Looks like we’ve had a few more favorable court rulings in the past few days. The first comes from the Middle District of Pennsylvania, in the case of Suarez v. Holder, holding that a past non-violent felony conviction was not sufficient to strip him of his right to keep and bear arms. This is an “as applied” challenge, meaning it did not challenge the felon-in-possession statute (18 USC 922(g)) on its face, but challenged it as applied to the plaintiff in this case. He was convicted in 1990 of carrying a firearm without a license in Maryland, a misdemeanor in Maryland, but one that can carry a penalty of up to three years in prison (and thus prohibiting under federal law). The more cases like this we get, the more cause we have to seek further redress through Congress, since these suits cost the federal courts time and money (both of which are in short supply). You can read more about the case here. Hat tip to Joe Huffman for the tipoff.

The other case is from the Florida Court of Appeal, Norman v. State. This court upheld the Florida restriction on open carry, but it’s a win because they adopted the reasoning that we’ve been pushing the courts toward. The court recognized there was a right to carry a firearm outside the home, but that the state may regulate the manner in which firearms are carried.

The Legislature “has a right to prescribe a particular manner of carry, provided that it does not ‘cut[] off the exercise of the right of the citizen altogether to bear arms, or, under the color of prescribing the mode, render[] the right itself useless.’” The Legislature is permitted to regulate the manner in which arms are borne for the purpose of maintaining public peace and safety, so long as any such regulation leaves available a viable carry mode.

The reason our legal advocates have been pushing for this interpretation is because it squares with a long, unfortunate tradition in some parts of the country of making concealed carry unlawful, while allowing open carry, and courts upholding them under the Second Amendment and state Second Amendment analogues.
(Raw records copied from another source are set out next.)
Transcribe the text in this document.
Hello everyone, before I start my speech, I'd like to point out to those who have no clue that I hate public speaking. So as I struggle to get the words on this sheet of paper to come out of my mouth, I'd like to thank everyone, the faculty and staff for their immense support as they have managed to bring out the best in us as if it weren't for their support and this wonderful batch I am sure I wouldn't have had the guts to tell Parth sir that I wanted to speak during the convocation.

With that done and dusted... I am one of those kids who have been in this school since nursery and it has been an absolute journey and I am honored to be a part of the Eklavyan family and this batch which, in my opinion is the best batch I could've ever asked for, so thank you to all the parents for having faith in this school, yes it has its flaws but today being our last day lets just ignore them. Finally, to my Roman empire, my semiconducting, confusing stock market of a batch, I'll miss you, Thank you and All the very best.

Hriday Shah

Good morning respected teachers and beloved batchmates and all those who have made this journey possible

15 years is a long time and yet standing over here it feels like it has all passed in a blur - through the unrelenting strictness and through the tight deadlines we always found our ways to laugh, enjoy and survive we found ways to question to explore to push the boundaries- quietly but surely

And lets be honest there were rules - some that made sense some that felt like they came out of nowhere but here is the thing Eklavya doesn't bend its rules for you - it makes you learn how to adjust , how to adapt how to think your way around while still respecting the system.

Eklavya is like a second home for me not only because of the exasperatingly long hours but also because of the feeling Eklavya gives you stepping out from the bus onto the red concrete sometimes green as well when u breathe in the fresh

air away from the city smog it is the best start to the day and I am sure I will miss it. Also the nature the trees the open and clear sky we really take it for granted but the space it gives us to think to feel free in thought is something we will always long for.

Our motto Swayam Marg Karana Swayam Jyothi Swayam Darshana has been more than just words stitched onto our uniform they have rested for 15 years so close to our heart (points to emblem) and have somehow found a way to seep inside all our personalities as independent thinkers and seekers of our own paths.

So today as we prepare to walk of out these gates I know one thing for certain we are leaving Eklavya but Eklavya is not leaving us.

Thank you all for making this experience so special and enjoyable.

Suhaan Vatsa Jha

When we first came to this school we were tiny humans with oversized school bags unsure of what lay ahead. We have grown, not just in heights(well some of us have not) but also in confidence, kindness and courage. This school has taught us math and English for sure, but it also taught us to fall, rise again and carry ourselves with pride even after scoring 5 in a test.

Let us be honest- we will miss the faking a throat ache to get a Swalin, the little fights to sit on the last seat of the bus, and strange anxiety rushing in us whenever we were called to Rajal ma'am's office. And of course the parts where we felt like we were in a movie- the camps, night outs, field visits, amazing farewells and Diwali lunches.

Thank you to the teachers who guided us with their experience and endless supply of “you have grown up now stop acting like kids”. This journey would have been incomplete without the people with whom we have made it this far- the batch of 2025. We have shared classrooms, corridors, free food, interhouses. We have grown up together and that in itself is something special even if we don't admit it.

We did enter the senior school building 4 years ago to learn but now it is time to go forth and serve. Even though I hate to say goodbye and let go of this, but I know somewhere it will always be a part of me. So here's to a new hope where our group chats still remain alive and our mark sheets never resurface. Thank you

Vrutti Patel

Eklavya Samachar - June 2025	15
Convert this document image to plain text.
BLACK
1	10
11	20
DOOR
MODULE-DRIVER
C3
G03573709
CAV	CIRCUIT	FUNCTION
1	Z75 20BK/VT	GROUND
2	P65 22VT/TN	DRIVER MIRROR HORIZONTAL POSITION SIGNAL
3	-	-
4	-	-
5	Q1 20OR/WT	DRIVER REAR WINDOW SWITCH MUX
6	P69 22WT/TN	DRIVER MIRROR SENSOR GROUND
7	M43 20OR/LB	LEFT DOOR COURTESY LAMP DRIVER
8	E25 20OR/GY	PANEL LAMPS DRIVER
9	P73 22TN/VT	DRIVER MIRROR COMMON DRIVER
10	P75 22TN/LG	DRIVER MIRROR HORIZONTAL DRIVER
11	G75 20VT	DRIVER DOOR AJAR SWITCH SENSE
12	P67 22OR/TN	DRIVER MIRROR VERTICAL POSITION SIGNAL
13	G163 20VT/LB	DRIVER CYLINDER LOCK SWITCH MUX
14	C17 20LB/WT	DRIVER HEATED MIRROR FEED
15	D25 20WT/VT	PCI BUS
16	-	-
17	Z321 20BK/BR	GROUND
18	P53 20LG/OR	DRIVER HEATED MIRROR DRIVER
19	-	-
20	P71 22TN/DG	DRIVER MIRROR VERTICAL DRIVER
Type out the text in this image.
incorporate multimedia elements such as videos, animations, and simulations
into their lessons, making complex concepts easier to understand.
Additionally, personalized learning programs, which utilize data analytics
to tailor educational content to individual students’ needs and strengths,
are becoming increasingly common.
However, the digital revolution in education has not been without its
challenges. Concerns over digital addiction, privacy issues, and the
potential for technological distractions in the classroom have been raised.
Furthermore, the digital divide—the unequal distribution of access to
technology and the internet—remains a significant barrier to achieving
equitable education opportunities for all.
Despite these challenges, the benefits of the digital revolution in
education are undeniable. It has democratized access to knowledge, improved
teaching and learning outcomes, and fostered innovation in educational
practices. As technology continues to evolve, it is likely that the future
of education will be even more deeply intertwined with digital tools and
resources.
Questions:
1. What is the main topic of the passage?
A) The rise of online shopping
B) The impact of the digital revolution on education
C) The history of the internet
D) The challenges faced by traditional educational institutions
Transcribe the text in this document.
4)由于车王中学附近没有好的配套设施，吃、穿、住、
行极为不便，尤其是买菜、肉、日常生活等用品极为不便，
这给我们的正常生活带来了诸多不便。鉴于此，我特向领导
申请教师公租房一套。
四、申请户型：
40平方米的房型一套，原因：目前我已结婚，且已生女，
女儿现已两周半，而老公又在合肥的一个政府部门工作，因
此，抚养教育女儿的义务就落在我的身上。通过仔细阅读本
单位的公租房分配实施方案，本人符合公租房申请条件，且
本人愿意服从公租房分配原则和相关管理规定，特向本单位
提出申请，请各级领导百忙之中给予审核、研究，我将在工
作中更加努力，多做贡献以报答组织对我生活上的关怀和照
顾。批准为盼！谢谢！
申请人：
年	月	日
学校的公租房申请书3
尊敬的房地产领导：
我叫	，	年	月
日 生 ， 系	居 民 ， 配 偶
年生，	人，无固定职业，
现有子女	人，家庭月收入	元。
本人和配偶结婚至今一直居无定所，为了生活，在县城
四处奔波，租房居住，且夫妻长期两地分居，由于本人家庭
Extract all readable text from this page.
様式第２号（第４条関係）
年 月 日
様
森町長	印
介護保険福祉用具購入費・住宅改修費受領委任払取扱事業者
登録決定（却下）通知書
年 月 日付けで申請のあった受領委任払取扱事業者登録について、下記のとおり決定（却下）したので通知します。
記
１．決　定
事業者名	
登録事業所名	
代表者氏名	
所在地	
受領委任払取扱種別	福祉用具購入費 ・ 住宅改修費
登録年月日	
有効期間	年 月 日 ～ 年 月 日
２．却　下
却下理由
This ruling does beg the question of whether, say, New Jersey, for instance, could get around being forced to comply with federal law by legalizing open carry, but still requiring a relatively non-obtainable license for concealed carry. That doesn’t do anything to destroy the right de jure, but given that open carry is not socially acceptable in the Garden State, does it amount to a de facto destruction of the right? That’s probably why anti-evasion doctrine is going to become very important going forward.